Externally, the car has a prestigious and monumental appearance. Look at that massive hood! Yes, the radiator grille may not look big, but with the chrome-trimmed headlights (on some models) and the massive chrome bumper, it looks very good. This design is influenced by the Americans, to whom this design owes its roots.

At the rear of the car, what sets this body apart from its predecessors and successors begins. A fairly inclined rear slope of the roof forms a huge rear glass, through which an incredible amount of light should enter. And it’s not just for show, as the rear side windows are much smaller than they should be in similar cars. The lower glass line in the rear rises, as if emphasizing the musculature that this car should have around the rear fenders. This approach is good when, due to excessive power, it is necessary to fit wide tires at the back and puff up the rear arches. I’m sure you understand what I mean.
The taillights are also made in the popular style of that time – individual vertical rectangular segments housed in a single unit, each responsible for different functions and having the corresponding color. The sections themselves are also separated by chrome, which increased the overall length of the taillight but continued the trend of the massive fillet part.

Why all of this for a business-class sedan? Firstly, it’s all about image! As one advertisement once declared, “thirst is nothing, image is everything.” And the Cedric of this generation stood out in that aspect. If we’re being honest, it’s perhaps the most unique generation. In October 1977, the millionth Cedric rolled off the assembly line! And that’s, I hasten to remind you, within just 17 years of the model’s existence. But that’s not all.

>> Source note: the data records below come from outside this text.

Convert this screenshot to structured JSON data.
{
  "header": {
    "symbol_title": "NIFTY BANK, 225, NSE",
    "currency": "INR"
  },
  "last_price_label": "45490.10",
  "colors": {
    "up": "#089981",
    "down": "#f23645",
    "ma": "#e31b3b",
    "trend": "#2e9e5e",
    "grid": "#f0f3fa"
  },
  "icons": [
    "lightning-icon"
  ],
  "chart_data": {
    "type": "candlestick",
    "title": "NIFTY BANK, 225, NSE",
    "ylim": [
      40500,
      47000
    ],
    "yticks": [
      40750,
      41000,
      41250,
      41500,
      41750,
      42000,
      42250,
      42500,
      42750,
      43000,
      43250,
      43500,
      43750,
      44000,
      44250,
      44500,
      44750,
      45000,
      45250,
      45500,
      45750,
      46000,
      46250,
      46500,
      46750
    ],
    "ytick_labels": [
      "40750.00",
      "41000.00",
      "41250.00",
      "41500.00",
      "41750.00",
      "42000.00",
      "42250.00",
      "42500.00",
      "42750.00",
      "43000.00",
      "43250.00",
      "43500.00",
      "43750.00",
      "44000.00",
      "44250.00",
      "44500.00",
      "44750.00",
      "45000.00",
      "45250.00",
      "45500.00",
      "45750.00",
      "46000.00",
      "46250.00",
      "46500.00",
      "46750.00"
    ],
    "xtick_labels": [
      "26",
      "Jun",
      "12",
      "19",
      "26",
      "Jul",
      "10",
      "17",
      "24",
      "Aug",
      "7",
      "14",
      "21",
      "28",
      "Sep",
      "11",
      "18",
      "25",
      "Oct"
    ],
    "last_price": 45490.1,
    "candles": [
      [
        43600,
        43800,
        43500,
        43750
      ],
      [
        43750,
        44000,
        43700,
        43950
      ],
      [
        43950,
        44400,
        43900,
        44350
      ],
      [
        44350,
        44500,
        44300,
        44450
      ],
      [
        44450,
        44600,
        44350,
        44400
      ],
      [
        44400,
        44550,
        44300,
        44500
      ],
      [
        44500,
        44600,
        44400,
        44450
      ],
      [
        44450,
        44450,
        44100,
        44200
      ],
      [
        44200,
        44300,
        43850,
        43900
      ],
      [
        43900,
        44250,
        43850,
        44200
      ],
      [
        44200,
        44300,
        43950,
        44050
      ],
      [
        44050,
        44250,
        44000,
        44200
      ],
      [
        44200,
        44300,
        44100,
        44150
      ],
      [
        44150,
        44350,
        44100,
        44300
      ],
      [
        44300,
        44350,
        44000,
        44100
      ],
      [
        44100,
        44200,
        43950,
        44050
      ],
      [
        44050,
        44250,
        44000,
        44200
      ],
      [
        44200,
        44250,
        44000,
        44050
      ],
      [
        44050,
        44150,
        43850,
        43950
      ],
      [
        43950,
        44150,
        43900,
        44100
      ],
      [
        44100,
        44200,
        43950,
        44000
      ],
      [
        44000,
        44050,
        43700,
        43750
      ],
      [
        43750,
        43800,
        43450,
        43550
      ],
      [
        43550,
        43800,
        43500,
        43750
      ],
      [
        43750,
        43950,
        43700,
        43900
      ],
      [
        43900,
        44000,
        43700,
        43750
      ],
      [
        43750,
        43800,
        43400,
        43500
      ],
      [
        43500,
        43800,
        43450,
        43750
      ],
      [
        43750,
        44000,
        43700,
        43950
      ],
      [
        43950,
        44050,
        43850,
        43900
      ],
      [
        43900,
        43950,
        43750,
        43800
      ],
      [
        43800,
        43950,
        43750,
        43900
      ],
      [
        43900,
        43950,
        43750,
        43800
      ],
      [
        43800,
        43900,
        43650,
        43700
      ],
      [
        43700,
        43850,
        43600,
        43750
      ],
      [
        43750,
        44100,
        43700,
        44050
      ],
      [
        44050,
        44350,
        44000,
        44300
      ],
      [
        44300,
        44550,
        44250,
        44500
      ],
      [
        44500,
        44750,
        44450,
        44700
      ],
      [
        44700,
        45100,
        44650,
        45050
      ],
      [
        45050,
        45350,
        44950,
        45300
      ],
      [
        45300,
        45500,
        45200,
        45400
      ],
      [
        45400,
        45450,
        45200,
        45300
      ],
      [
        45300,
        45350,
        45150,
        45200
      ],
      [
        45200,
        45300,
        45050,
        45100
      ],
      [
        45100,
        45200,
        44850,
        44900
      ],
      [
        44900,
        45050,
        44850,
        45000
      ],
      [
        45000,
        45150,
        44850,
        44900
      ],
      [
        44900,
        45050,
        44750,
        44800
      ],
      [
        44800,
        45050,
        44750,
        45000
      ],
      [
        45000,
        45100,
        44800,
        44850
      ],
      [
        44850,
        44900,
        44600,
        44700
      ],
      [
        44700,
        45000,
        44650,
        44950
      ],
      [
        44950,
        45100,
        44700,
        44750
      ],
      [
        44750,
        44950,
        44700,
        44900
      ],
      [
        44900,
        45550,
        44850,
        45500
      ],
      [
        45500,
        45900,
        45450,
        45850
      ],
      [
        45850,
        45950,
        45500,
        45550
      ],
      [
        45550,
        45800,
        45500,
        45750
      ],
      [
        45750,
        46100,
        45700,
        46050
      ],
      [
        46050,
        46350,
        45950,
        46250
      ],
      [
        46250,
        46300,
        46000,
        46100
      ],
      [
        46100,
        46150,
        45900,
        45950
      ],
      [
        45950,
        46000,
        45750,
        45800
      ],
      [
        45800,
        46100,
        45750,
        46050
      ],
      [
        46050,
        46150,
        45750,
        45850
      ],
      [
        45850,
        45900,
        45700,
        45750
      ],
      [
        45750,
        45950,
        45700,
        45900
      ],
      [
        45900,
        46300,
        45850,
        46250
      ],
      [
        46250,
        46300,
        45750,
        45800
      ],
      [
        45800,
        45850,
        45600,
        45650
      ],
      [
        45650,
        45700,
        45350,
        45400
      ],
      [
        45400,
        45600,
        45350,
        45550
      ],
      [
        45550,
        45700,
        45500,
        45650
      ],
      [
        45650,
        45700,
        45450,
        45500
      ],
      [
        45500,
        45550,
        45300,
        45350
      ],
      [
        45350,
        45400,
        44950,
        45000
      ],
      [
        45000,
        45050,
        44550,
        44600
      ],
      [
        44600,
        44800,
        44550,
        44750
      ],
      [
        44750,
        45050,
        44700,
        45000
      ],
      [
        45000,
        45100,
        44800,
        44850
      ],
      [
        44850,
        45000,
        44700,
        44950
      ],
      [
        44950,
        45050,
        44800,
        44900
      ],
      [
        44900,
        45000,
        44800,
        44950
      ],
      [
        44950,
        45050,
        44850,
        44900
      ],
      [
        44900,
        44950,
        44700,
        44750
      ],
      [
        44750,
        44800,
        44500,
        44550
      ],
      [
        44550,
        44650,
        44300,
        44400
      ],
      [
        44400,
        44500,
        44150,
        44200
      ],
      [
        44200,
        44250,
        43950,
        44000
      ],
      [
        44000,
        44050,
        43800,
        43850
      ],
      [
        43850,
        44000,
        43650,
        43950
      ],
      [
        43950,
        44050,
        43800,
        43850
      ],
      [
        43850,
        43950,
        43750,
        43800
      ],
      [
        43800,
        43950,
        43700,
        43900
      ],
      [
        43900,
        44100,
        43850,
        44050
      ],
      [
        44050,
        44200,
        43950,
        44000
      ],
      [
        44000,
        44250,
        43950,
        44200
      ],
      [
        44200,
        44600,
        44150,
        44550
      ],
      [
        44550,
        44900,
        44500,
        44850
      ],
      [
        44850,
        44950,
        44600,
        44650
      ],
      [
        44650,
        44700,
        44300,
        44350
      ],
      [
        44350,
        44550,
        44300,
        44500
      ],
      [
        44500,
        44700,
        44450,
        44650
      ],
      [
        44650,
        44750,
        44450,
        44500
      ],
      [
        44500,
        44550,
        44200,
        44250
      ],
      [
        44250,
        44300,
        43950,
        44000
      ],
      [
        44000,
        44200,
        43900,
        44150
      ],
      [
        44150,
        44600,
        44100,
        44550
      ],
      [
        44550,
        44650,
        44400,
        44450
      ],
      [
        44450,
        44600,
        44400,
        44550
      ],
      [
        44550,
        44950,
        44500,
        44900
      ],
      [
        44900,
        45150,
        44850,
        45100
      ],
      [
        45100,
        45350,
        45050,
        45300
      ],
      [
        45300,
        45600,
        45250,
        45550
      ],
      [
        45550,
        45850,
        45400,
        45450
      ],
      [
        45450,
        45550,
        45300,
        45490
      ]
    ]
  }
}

For powertrain options, there were seven engines that could be installed. However, there were no V6 engines – only inline-six and modest inline-four engines. There were four gasoline engines with displacements of 2.0, 2.4, 2.6, and 2.8 liters, two diesel engines at 2.2 liters and an unusual engine for the time, the H20 – a two-liter, four-cylinder engine capable of running on liquefied petroleum gas from the factory. The Japanese made a concerted effort to reduce harmful emissions, so such experiments were encouraged by the government. These cars, along with the diesel variants, were popular among taxi drivers and further impacted the sales of the Crown. In 1976, the company even upgraded all their engines to reduce exhaust emissions. The improved lineup was called Nissan NAPS, which you can see on the trunk lid badge.

The interior of the car is a showcase of luxury and elegance, with fewer traditional Japanese nuances. In this sense, the abundance of metal accents in the upholstery added a sense of innovation and a nearly unique style to the car. Seats and door trim in leather? What strange tastes the owner must have, as velour doesn’t heat up as much in the sun. The Mustang-inspired steering wheel (a similar design was also used in the Fairlady, for example) emphasized the driver-centric nature of the car. Of course, there was state-of-the-art equipment, depending on the trim level. If you were willing to pay, rear passengers even had the ability to control the radio. In addition to taxi and personal transportation, you could find yourself in this car if you either worked in the police force or became the object of their interest – these cars were also procured for the needs of law enforcement.

The task was simple but partially achievable: to create a business-class car for the young. The world was changing and so were the consumer habits of the Japanese – that’s how Nissan’s bosses reasoned. And overall, they guessed right, considering that the Skyline C110 and C210, produced at the time, had a distinctly sporty character. However, the updated car, with the index 430, brought the design and orientation of the model back to its roots – but that’s a whole different story.